What is the future of GP employment?

Group of doctors and nurses standing together in different poses.

What is the future for general practice and, what are the possible employment models for general practitioners? Professor David Colin-Thomé explores

CREDIT: This is an edited version of an article that originally appeared on NHS Networks

The way in which GPs should be employed has been made topical by the Labour Party committing to GPs becoming salaried employees of the NHS. And they are odds on to win the next election.

In all his years in and around general practice, Professor David Colin-Thomé never met a GP who didn’t think they worked in the NHS notwithstanding their independent contractor status. 

He spent 36 years as an independent contractor GP and that status enabled transparently accountable innovation without the dead hand of an external controlling management system. 

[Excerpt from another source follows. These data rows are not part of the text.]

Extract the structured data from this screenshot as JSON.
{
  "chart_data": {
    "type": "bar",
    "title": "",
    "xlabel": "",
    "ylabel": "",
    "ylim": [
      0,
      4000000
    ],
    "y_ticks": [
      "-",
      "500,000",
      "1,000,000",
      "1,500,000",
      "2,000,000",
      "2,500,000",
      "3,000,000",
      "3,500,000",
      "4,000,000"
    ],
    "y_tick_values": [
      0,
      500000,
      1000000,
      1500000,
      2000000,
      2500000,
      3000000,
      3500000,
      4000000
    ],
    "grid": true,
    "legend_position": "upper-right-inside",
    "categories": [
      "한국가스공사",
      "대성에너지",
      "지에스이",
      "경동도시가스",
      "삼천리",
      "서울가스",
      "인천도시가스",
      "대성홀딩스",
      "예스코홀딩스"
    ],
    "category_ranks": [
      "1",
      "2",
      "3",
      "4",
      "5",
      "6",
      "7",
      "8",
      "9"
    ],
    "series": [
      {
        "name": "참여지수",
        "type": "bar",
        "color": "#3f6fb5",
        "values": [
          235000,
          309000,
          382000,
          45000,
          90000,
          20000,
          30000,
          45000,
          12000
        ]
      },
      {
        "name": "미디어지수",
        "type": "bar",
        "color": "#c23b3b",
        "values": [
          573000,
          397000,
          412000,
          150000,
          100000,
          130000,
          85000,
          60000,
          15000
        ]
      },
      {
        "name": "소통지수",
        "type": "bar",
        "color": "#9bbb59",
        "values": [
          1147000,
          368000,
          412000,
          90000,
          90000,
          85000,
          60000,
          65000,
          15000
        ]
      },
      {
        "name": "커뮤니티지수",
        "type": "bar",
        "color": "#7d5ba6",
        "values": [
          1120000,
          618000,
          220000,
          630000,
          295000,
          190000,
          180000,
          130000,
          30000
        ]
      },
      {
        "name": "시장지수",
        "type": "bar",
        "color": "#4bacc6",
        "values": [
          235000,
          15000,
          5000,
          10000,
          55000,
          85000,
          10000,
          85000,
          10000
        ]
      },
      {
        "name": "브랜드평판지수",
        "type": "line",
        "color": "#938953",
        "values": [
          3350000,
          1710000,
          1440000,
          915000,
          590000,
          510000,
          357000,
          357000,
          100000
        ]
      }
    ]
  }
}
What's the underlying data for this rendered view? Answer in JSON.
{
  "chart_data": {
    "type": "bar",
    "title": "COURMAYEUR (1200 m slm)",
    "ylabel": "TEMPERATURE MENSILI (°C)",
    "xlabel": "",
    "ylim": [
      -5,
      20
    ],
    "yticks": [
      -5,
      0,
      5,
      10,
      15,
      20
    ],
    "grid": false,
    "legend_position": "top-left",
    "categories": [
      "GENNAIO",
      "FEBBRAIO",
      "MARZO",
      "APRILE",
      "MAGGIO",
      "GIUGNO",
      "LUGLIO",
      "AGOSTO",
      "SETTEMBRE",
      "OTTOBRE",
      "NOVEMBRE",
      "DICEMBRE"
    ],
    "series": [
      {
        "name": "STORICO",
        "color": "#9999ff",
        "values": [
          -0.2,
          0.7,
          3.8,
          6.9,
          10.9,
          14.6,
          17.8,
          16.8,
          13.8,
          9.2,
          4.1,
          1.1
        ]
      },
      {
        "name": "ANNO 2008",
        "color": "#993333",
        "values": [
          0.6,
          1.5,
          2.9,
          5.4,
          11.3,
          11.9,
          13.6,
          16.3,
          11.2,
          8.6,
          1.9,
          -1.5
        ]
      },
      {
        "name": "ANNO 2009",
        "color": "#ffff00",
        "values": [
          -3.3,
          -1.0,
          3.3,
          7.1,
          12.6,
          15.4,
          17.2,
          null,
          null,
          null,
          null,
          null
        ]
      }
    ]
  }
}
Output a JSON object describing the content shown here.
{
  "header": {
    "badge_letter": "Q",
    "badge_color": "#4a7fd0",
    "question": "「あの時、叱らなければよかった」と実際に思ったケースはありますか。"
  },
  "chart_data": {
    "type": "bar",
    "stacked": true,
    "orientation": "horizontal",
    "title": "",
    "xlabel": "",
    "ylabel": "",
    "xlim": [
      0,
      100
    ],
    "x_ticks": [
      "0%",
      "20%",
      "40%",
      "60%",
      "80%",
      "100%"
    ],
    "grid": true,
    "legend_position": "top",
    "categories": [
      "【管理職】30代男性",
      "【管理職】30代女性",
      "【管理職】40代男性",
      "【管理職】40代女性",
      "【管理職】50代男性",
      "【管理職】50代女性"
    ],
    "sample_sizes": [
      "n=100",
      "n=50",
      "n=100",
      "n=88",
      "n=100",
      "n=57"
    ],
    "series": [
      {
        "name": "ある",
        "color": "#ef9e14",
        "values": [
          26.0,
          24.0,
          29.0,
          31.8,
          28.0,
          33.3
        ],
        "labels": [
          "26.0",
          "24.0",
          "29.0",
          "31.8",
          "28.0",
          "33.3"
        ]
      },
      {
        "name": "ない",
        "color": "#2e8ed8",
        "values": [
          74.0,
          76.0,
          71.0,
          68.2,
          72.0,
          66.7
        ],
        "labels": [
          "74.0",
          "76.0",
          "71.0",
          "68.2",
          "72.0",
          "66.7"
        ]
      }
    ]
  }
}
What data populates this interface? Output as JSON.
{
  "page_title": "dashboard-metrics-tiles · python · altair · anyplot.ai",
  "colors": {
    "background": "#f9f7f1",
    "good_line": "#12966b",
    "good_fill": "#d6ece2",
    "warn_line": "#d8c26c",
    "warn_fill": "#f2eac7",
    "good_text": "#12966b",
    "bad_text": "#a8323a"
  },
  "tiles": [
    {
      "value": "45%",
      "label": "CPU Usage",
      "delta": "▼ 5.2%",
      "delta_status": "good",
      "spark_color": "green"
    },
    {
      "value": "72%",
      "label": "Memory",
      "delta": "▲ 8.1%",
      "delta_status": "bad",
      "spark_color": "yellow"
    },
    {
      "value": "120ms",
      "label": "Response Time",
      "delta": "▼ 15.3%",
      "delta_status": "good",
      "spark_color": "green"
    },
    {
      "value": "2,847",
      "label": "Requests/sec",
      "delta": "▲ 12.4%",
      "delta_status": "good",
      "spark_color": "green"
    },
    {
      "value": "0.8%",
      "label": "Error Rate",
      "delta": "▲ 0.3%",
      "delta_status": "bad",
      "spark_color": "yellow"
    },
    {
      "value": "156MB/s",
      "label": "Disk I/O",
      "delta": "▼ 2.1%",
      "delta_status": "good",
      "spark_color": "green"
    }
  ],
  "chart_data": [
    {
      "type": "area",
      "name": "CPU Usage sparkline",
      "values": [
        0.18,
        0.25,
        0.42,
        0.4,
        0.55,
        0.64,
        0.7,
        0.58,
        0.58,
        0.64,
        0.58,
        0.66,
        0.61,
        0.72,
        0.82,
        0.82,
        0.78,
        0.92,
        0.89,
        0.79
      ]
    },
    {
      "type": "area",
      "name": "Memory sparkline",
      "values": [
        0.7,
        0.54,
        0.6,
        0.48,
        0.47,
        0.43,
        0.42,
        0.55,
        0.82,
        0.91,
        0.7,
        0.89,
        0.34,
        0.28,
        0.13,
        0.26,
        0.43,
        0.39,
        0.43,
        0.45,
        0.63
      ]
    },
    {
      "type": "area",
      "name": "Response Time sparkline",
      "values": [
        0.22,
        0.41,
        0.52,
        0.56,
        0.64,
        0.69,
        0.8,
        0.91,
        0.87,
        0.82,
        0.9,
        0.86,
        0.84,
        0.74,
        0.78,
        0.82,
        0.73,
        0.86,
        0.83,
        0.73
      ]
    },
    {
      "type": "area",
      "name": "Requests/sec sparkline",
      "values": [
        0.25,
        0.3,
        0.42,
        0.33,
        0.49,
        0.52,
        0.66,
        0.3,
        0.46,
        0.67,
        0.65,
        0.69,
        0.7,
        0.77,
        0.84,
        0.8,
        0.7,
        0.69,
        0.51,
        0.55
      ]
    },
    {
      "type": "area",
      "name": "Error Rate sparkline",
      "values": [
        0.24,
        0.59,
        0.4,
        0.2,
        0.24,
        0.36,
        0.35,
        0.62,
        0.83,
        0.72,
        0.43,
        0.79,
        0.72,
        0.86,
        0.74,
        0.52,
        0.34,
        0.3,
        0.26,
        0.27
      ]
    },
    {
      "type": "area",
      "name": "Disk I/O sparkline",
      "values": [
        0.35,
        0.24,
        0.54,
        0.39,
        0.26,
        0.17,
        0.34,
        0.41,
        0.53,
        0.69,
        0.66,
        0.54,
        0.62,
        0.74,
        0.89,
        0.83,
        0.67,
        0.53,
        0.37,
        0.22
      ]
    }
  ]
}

Colin-Thomé has often referred to that prevailing and stultifying NHS management culture, yet many and anecdotally especially younger GPs, increasingly prefer a salaried option. And yes, there are adaptive enabling managers interspersed in the NHS.

All payment systems have their potential downsides, but he will only focus on the relevant two:

  • Salaried: This can lead to rigidity in how one discharges work responsibilities, more a focus on self rather than the organisation at large and potentially subject to rigid hierarchy
  • Self-employment: This can lead to limited accountability, much increased management responsibility and what Labour describes, ‘’how GPs operate financially is a murky, opaque business”. 

So, there we have it, and already polarised positions are being taken up when calm objectivity is required. And of course, the vast majority within the NHS are deeply committed to their work irrespective of the mode of employment.

Colin-Thomé’s hope is that GPs will be offered options about their mode of employment. 

Wes Streeting, Labour’s shadow health secretary said: “I’m minded to phasing out the whole system of GP partners altogether and look at salaried GPs working in modern practices alongside a range of other professionals.” 

Yet he maybe implied an element of phasing in the policy when on BBC TV. Labour people historically advocated salaried GPs but was never official policy. It is intriguing that the salaried option has resurfaced when Labour’s general policy direction is away from the past state control model.

Given the parlous state of our country, the heritage of general practice which many would strongly wish to preserve, is even more important for patients and professionals alike. 

As Prof Kamila Hawthorne, the chair of the Royal College of GPs said: “The partnership model of general practice delivers exceptional benefits for the NHS. It allows GP teams to innovate and tailor care and services to their local patient populations. It is extremely good value for money for the NHS because it relies on the goodwill of GP partners going above and beyond.”

To retain list based general practice is fundamental to Colin-Thomé’s own vision which was delivered in the general practice of which he was a partner. This is to primarily continue to develop and extend primary care provision and by extension reshape aspects of hospital-based provision, and importantly, take a population responsibility for the health of its public. 

Only the autonomy of the independent contractor ensured the implementation of that vision. We only received patchy support from the local NHS.

A lot to lose if cast aside. Yet thanks to a supportive senior manager, that nascent Primary Care Home model he originated, subsequently developed with the National Association of Primary Care (NAPC), received wholesome support from the excellent previous NHS chief executive Simon Stevens. In fact, the precursor to primary care networks.

Labour offering choices within the salaried option is the most propitious way forward. It is right that politicians set policy, but we the health service must take on the ensuing policy development. 

There is a divergence of where general practice is going. There are those who share Colin-Thomé’s more holistic vision of population based general practice, and those who wish a more bio clinical focus to first contact primary care. 

An acceptable divergence which in fact exists already whether GPs are salaried or not. It all depends on the ambition of the vision. If the proposed salaried policy allows such flexibility, there is no issue. 

And the salaried option would totally remove from GPs responsibility for the funding and management of the GP estate, together with governmental direct accountability for GP access. In total a large and welcome funding boost for general practice.

Whatever policy prevails some fundamentals principles must endure. Retain list-based localness as part of a refreshed neighbourhood care (general practice potentially a local anchor organisation), enable clinicians more accountable autonomy (beginning with employment flexibility as part of a developing two-way accountability), and obviate the creeping increasing largeness and distance from its community that the NHS seems to love. 

Without these caveats general practice could become an impersonal outpatient model in a faceless large health centre.

It is time for general practice and its supporters to make their calm voices heard to ensure a flexible future. The flexibilities offered by the 2004 contract had been largely unrealised until general practices in the last few years faced an existential threat. 

There are now a burgeoning number of developments of salaried GPs retaining the merits of population-based practice. Let’s hear more about the attendant management culture.